Although, it’s a couple of days late, this is my
last film in the Marian Marsh marathon, the odd horror classic, ‘Svengali”
(1931)
PLOTLINE:
I was
too interested by the direction and appearance of the film to get the full
details of the plot, so the below comes mainly from IMBD and parts of my
memory.
Svengali
(John Barrymore) or “maestro” - as he is often called - is a talented music
teacher with a strange, dark talent. He has the ability to hypnotise people
just by looking them in the eyes. In the beginning of the film he is shown with
a woman, clearly obsessed with him, who has left her husband with the hopes of
marrying Svengali. She was to be his chance at fortune and a ticket to high
society, but she has refused any money from her estranged husband and, after
looking deeply into his glazed eyes, is later found dead on the banks of a
river. Destitute he goes to the apartment of his friends, painters, with whom
he has borrowed money from before.
But, unhappily, she is already in love with the youthful and handsome Billee (Bramwell Fletcher) who also means to marry her. Svengali, doesn’t see this as a hindrance and, at the first opportunity, he hypnotises her into an obsession with him. Later, with the object of removing her from her friends, he persuades her to fake a suicide and carries her off, draped in a thin cloak, into the night.
Trilby
surfaces some weeks later, married to Svengali, and transformed into a
brilliant classical singer, a public and critical success. Their married life
is quiet until one night Billee appears and recognises the performer as the
beautiful Trilby, his lover that he lost. He tries to save her but she is still
under Svengali’s spell and returns to him. Svengali is pleased but something
odd is happening. He is falling in love with his young bride and begins to feel
guilty about deceiving her.
He aims to make her return his love but she is too
far into the hypnosis to respond truthfully. With Billee’s presence he is
becoming reckless and desperate. Will he relinquish Trilby or take her where no
living person will find her?
LOWDOWN:
I don’t
know what to think of this movie.

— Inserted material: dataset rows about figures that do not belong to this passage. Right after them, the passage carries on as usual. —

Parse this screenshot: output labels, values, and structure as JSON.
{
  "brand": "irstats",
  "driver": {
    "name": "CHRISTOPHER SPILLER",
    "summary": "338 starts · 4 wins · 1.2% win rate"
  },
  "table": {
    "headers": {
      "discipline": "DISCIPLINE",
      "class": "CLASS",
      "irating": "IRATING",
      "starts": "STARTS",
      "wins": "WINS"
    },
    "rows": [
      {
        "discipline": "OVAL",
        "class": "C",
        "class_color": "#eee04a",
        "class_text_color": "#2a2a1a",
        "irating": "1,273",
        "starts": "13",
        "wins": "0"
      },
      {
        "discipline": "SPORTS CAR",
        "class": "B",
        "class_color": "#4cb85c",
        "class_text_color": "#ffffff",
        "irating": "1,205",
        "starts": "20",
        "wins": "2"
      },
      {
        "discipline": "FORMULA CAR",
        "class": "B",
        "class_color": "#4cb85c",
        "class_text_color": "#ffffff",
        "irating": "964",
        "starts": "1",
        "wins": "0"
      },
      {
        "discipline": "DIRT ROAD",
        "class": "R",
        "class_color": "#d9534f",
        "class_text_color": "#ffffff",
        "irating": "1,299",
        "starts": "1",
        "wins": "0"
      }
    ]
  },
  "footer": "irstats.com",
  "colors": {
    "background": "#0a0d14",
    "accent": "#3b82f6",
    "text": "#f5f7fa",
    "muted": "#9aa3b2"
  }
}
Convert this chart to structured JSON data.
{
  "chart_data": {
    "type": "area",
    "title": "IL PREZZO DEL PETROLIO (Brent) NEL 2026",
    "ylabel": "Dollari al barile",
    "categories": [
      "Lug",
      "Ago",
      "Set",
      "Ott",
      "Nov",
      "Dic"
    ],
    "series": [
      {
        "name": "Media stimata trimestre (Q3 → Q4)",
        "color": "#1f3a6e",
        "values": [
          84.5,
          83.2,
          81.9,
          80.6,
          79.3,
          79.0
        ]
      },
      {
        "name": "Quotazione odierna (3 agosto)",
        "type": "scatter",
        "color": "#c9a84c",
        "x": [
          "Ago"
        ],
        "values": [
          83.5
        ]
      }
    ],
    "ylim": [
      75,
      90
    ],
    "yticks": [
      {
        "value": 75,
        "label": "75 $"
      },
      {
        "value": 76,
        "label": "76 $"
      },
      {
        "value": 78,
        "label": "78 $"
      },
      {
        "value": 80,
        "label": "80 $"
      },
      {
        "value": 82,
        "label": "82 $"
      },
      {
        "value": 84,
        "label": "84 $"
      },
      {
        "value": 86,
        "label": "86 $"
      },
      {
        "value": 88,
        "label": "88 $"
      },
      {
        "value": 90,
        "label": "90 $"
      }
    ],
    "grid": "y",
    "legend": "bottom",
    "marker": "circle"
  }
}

I have to admit I don’t watch a lot of
Precode horror films (I haven’t even seen Frankenstein yet) and I don’t have
anything to compare it to. “Svengali” (1931) has an interesting storyline based
on the book of the same name by George du Maurier that fits the trend of
Victorian literature with debased characters within the English upper-class,
such as, Dr Jekyll and Mr Hyde.
John Barrymore is strangely entertaining as
the perverted, bearded Svengali. Although, I did see him in his silent triumph
‘Dr Jekyll and Mr Hyde’ (1920), I was not ready for the level of makeup and
alterations made to his appearance when playing the role. As I had seen his
other Precode’s ‘Arsene Lupin’ (1932) and ‘Grand Hotel’ (1932) previously, I
assumed John had shifted from his performances filled with heavy stage acting
and overemphasised gesturing to playing sophisticated, bored noblemen. I was
wrong. His exaggerated costumes, expressions and movements occasionally seems
like he is playing the role for laughs rather than horror. However, this is
something I grew to like; as the film progressed, I began taking his role for
what it was and stopped comparing it to modern horror films, like ‘The Grudge’
or ‘Scream’. If you take the character as being a parody rather than reality
and towards then end when Svengali softens, you begin to sympathize with him.
His love of Trilby, who can never return it, makes Svengali a little more human
and the film more relatable.
Marian
Marsh is more radiant in this role than any other. Her entry, leaning on the
door smoking a cigarette with her shining straight blonde hair and vacant
expression is reminiscent of 1940’s femme fatales. The dark, almost green film
print makes her clear white skin glow compared to Barrymore’s which is always
clouded in shadows. Marian breaks her
stereotype for parts of this movie as the artists model Trilby who behaviours
like an innocent but always seems to be semi-clothed or trying to be. The main
Precode feature of this film – other than Svengali’s obvious expressions of
lust – is Trilby’s nude scene with her body covered by a discretely placed
sheet. I was interested to find out that the scene was performed by a body
double and not Marian herself.
And the
ending. I had an inkling the film was going to end the way it did – I didn’t
want it to – but there was no other reasonable conclusion for the characters
then that one. I don’t want to give anything away but this, being Svengali’s
last line, sums up the movies conclusion:
“Oh God,
grant me in death what you denied me in life, the woman I love.”
It was a
compelling ending to a film that at times was a little slow and boring but
would be entertaining for lovers of John Barrymore, Marian Marsh or vintage
horror.
Funny, I enjoyed this one a lot.I don't go much for John Barrymore, but I loved his performance in this, the way he walked the fine line between creepy pervert and lonely soul. Marian Marsh was just gorgeous. And I love the influence of German Expressionism in the sets.
ReplyDelete"Trilby" is also a 1915 film based on the same novel with an artists model named Trilby who poses nude (shown only on an intertitle card).